I once wrote a letter to my hero, hoping to get one back. This was early in 1976, and I'd recently taken my first newspaper job. William F. Buckley Jr., who was willing to challenge liberal orthodoxy and defend traditional norms like no one else, was as famous as I was obscure, and I could think of no good reason he would actually write back. He was, after all, the most prolific writer around, and he did his weekly Firing Line show and all the speeches, and then there was the skiing in Switzerland, the transatlantic sailing, and more.

But the busy Buckley-"Dictated in Switzerland, Transcribed in New York," it said atop the page-wrote back. He answered a question I'd asked him about Albert Jay Nock, ending with this: "By the way, I own the holograph of Jefferson," Nock's biography of Thomas Jefferson. That "by the way" sentence served to invite me into my hero's company: The two of us could discuss Nock and maybe other writers and ideas.

But it was the next sentence that bowled me over: "That was a splendid essay you did on C.S. Lewis." It had appeared eight months earlier in the old Alternative, soon to be renamed the American Spectator, and it was my first magazine piece ever. That Buckley could remember it at all astonished me. That he liked it was a huge encouragement to someone toiling in the newspaper equivalent of low-A ball.

What I didn't understand then was that my hero had an unusual gift for friendship. I began to see that two months later when I went to a lecture he gave at High Point College in North Carolina. Afterwards a large crowd gathered around him. I got just close enough to introduce myself. I thought that would be that. But Buckley greeted me as though we'd known each other for years and began walking me out, asking whether I'd like to get something to eat. The crowd parted before the two of us like the Red Sea.

Later that year the Democrats were to hold their convention in New York. I wrote Bill that I'd be up to cover it. He responded that since I hadn't said where I'd be staying, he'd try calling my newspaper to find out, as he wanted "to see if you can join us for dinner." The thought of Bill Buckley calling my paper to find out where I was staying in New York was amazing. But that was Bill. He'd go to such lengths. As it happened, I managed to reach him. And to make it to his home for dinner.

A year later I was in San Diego working for the morning newspaper. Bill was to lecture at a local college, and I wrote to say I was looking forward to the event. In reply, remembering that I'd told him I recognized his High Point speech as one previously published in the Alternative, he told me he might give that old speech and didn't want me to have to sit through it again. "If I see you in that front row, I shall cut either my throat or yours. Possibly yours, since otherwise"-flashing his characteristic wit-"I would not get my fee."

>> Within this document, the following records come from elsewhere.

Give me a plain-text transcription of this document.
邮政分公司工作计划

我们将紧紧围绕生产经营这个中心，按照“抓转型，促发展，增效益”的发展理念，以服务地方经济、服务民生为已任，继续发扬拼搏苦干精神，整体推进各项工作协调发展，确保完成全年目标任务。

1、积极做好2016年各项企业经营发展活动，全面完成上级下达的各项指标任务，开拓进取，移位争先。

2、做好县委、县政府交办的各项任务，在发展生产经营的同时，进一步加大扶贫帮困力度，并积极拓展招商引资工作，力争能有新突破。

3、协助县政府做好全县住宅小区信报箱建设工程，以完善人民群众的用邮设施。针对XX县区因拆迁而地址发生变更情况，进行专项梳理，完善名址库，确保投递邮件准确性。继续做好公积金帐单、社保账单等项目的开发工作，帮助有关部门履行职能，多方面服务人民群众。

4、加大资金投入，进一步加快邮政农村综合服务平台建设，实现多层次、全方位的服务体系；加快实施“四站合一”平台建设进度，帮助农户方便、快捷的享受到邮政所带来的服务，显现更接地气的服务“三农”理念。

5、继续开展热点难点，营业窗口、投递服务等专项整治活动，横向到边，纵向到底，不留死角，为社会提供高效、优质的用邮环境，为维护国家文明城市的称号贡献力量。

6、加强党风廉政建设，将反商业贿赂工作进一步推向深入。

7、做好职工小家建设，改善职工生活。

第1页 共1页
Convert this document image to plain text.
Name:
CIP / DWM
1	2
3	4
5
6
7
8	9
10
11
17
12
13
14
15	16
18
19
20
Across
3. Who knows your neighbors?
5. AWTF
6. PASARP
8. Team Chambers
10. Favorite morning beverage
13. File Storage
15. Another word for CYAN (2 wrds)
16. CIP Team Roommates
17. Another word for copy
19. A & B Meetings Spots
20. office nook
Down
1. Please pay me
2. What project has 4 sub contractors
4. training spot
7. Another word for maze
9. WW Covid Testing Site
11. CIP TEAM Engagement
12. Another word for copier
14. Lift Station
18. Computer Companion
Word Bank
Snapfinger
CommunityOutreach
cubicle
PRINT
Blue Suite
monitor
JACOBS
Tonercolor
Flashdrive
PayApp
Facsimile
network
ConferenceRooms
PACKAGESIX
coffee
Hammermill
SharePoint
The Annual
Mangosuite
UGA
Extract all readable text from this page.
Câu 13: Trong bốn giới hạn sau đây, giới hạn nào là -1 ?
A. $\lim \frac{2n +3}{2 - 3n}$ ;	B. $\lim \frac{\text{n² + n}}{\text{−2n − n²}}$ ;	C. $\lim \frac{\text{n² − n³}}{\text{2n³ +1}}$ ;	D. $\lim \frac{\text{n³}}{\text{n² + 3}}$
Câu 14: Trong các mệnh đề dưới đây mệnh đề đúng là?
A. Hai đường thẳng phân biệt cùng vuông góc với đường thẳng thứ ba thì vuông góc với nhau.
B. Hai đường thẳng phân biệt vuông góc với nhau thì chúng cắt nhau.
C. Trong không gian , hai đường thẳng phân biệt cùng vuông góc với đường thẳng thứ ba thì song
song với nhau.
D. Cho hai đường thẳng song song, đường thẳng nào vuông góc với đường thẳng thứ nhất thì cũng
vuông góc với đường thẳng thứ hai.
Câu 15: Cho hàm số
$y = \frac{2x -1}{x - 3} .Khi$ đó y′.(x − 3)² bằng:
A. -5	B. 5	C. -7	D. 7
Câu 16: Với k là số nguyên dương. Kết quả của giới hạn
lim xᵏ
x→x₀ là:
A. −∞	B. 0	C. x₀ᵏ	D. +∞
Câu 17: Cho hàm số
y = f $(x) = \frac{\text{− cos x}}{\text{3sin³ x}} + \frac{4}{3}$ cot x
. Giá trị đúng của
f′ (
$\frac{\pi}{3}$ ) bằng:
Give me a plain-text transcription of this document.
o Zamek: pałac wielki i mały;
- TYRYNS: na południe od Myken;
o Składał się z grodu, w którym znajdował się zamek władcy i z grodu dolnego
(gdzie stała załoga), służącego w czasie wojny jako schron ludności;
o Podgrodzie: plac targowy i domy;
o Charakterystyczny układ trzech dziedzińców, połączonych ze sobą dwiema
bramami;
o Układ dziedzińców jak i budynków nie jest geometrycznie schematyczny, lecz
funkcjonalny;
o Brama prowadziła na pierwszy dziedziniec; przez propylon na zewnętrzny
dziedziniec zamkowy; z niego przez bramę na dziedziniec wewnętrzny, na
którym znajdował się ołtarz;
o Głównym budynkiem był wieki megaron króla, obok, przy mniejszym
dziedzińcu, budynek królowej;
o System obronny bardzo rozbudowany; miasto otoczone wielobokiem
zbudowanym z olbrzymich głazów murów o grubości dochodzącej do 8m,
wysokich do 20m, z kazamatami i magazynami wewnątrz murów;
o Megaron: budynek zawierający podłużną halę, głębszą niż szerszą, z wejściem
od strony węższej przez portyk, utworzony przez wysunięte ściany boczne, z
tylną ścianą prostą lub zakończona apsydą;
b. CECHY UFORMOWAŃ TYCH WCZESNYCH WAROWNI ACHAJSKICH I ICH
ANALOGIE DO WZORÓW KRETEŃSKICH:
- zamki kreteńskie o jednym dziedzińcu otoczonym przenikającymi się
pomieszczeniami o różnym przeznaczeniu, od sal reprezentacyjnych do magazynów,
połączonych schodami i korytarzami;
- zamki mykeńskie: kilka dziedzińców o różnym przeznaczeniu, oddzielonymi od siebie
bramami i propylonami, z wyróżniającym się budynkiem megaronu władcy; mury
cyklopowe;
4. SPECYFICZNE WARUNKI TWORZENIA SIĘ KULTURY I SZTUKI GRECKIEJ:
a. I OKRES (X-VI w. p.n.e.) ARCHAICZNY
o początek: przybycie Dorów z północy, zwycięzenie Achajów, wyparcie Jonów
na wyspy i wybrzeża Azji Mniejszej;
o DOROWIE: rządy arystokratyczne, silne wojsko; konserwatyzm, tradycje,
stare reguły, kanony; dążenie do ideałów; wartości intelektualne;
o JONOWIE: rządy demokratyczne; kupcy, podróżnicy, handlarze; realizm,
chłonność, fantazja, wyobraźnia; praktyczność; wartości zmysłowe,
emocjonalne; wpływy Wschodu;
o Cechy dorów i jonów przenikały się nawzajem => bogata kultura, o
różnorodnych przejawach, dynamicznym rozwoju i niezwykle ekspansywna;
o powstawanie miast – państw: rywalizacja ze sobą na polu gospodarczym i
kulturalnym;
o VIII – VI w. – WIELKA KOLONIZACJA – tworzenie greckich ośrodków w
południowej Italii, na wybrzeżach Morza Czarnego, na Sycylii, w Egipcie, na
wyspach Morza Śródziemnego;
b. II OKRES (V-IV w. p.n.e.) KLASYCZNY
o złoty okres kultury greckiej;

Bill invited me to drop by his hotel at 5:30 P.M. on the day of the speech. I watched him compose his column in maybe 20 minutes. Then we ordered from room service. It wasn't necessary to cut either throat, as I had to go back to work right before he was due to go speak. I left struck by the fact that he'd not thought about his speech in the two hours before he was to give it.

I think Bill's days somehow went longer than 24 hours. They had to, to accommodate his innumerable friendships. I remember the time I checked into a room in Norfolk late one night and heard a voice in the hall that could have belonged only to one man. Surely not, I thought, too coincidental. But stepping outside my door, I saw that the man entering his room with a huge bag in each hand was indeed Bill Buckley. It was too late for a visit. But Bill invited me in and dialed up room service.

The times I saw Bill were infrequent. But he overcame distance with notes and letters. Many of his friends-and they ran across the political spectrum-knew him as I did from afar, through the mail. And in my case, and doubtless others, he often had something generous to say. Once he observed that a review I'd written of one of his collections was "simply the best" he had ever received. I like to think he wasn't joking.

Bill's legacy is found all over politics and the media today. But he was critically important for those of us who came up in the fevered sixties and then had to endure the seventies, for he helped us make our way athwart history to the better time of the Reagan years. For us, he'll always remain a hero, and for many, too, he'll remain in memory an abiding friend.